All living cells are confronted with the necessity to provide osmotic room for their inner machinery due to their fragile cell membrane. This osmotic room is provided by the Na-K-ATPase, which is an electrogenic pump that exchanges three sodium ions for two potassium ions. By doing so, it establishes two actively supported ion gradients (sodium and potassium) and generates a negative membrane potential, which pushes chloride out of the cell leading to a passive chloride gradient and thus provides the required osmotic room. This is an expensive mechanism. For neurons, half of their resting energy consumption is used by the Na-K-ATPase and thus the maintenances of the ion gradients and the membran potential.
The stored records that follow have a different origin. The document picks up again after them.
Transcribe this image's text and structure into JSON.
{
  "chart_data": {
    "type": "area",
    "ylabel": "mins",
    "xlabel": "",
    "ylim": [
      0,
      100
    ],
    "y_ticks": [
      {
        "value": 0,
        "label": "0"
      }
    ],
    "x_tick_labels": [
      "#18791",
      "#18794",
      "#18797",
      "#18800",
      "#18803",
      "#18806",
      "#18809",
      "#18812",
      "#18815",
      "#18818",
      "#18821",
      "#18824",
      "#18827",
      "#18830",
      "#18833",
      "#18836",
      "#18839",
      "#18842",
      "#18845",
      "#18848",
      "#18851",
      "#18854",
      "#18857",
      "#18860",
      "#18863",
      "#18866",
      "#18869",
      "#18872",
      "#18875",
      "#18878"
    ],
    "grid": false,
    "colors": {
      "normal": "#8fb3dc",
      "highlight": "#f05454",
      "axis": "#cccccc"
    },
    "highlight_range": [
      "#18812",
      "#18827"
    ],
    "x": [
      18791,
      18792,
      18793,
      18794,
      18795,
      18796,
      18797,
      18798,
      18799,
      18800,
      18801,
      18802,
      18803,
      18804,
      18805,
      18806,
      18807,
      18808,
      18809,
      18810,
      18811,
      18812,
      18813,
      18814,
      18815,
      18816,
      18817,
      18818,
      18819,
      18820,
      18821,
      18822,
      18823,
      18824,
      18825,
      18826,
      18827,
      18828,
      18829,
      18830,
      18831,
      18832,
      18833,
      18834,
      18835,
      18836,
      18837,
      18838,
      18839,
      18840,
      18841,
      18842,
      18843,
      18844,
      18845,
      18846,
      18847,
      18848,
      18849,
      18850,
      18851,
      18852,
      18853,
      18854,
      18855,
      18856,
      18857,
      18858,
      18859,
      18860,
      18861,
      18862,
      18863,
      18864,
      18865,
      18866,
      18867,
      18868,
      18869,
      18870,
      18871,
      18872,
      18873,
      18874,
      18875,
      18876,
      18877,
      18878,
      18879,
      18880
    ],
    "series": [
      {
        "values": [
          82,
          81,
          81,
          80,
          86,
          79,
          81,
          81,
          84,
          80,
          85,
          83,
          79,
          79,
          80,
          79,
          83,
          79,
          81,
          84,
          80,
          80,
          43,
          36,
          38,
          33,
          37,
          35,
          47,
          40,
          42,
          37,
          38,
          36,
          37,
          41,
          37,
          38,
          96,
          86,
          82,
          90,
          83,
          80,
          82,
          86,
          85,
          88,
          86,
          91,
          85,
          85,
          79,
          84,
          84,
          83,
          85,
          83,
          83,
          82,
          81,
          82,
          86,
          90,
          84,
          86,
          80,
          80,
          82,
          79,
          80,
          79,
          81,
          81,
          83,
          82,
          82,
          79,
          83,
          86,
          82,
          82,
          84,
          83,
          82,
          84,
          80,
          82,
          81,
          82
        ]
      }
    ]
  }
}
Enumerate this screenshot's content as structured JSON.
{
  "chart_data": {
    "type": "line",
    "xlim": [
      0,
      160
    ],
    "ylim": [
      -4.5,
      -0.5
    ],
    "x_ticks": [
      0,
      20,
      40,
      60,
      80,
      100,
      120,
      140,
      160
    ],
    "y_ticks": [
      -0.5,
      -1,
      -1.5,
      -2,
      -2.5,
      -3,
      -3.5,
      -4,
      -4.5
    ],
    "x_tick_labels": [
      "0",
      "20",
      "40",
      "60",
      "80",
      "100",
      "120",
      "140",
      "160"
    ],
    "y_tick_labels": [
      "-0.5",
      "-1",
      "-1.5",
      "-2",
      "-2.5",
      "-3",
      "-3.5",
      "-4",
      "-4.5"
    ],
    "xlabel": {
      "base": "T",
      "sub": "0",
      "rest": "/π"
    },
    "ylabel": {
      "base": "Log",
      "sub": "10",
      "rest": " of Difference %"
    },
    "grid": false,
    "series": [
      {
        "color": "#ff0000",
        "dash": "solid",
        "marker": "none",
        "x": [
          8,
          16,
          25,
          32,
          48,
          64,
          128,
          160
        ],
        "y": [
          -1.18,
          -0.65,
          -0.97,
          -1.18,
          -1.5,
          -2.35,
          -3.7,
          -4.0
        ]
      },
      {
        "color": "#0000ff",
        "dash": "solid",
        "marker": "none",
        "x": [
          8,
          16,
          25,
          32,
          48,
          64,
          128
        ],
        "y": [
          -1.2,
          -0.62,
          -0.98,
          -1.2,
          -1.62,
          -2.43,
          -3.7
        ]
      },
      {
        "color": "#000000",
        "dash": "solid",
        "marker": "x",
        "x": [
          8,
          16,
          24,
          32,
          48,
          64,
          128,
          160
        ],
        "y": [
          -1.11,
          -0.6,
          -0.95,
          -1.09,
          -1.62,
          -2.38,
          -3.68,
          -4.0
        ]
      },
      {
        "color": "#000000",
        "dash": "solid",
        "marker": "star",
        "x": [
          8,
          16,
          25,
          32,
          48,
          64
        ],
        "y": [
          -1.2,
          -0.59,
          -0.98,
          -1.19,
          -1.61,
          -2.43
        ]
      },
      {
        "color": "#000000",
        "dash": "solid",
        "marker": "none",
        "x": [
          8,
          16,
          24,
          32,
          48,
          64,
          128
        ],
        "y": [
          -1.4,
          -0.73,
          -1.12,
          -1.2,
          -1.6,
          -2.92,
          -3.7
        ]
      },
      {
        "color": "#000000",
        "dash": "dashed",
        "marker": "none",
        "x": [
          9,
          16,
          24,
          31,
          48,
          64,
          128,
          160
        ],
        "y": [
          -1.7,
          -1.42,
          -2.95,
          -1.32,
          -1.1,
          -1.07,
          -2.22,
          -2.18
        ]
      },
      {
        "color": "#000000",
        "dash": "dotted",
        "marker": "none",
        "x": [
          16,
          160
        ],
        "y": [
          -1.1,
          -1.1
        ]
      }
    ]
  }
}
The resulting gradients, which can be viewed as large energy stores, are then used to fuel other processes like substrate uptake. Substrates are taken up by the cell against their respective gradients by symport of sodium and/or antiport of potassium. In excitable cells the sodium and potassium gradients are used for another very specific task: the generation and propagation of action potentials. The mechanism of action potential generation uses the sodium and potassium gradient to trigger fast changes of the membrane potential. All changes in the ion gradients must be compensated by the Na-K-ATPase at the expense of higher ATP consumption. Therefore, all these processes strain energy metabolism as well as osmotic balance.
To investigate the mutual interplay of the different processes and their respective feedbacks on the system, we set up an electro-osmotic metabolic model. The electrical part of the model will take ion movements and ion concentrations into account explicitly, which will be used to calculate the osmotic forces needed for the osmotic part. For the metabolic part, enzyme kinetics will be used.